News & Press  ·  Research  ·  2 May 2026

Working Paper 03 released: two-envelope problems in moral-weight estimation.

Our latest paper examines a subtle difficulty in comparing rock moral weight against established cause areas, and what it means for our headline figures.

Working Paper 03, Two-Envelope Problems in Lithic Moral-Weight Estimation, is now available as a pre-print on request. It addresses a structural difficulty that arises when comparing welfare across populations whose intrinsic moral weights are subject to deep uncertainty — a category in which rocks figure prominently.

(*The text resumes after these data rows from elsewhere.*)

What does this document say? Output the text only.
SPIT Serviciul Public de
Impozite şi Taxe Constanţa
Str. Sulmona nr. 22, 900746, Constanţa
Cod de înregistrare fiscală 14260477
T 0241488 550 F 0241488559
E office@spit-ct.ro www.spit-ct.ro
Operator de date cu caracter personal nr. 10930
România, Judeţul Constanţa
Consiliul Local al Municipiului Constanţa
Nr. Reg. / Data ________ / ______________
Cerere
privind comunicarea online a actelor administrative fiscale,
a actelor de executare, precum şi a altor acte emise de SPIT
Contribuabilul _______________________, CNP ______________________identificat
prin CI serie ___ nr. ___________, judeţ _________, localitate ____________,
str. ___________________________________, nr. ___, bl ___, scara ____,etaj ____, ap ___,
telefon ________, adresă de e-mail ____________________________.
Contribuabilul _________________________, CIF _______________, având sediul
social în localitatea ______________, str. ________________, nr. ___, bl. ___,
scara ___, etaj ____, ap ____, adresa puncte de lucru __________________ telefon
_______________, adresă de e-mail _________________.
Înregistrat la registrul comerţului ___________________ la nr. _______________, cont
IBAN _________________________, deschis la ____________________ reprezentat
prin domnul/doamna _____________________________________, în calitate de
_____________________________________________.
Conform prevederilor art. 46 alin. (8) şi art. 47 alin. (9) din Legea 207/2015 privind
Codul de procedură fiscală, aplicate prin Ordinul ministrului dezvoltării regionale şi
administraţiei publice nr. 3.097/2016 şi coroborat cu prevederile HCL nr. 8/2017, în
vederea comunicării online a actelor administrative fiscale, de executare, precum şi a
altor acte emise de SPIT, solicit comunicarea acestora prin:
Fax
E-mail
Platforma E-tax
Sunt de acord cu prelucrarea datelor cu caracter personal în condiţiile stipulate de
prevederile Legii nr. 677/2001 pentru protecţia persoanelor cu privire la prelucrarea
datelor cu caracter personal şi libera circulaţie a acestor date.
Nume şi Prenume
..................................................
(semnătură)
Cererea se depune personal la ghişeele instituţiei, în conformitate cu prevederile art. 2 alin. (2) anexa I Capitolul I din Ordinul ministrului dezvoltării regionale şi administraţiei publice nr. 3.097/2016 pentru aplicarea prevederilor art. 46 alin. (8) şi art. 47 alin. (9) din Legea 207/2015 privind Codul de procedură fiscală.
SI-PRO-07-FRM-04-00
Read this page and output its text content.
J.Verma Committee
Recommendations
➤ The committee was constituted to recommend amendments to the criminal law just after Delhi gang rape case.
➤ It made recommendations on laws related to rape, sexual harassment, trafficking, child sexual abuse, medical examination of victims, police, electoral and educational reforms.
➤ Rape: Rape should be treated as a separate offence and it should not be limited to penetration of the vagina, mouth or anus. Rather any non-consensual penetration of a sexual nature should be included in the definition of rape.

The core question is this: if our credence about per-rock moral weight is itself a probability distribution, and the same is true of comparison populations (e.g. mammals, fish, invertebrates), what does it mean to take an "expected" weight, and which framing is privileged? Different framings can yield estimates that differ by many orders of magnitude. Our headline 4.2 million RDU-per-dollar figure assumes one such framing, which the paper makes explicit.

The paper does not resolve the two-envelope problem. It documents it, and proposes three partial mitigations: (i) reporting results under multiple framings simultaneously, (ii) treating large divergences as evidence of model fragility rather than of cause-area dominance, and (iii) discounting headline figures by a "framing-sensitivity" factor when communicating with non-specialist audiences.

We do not consider these mitigations adequate. We consider them the best that can presently be said. The honest reading is that our cost-effectiveness claims remain large under most framings, modest under some, and unbounded under others. We invite criticism, and we expect to receive it.

The pre-print is available on request via contact. Peer review is pending; we are early.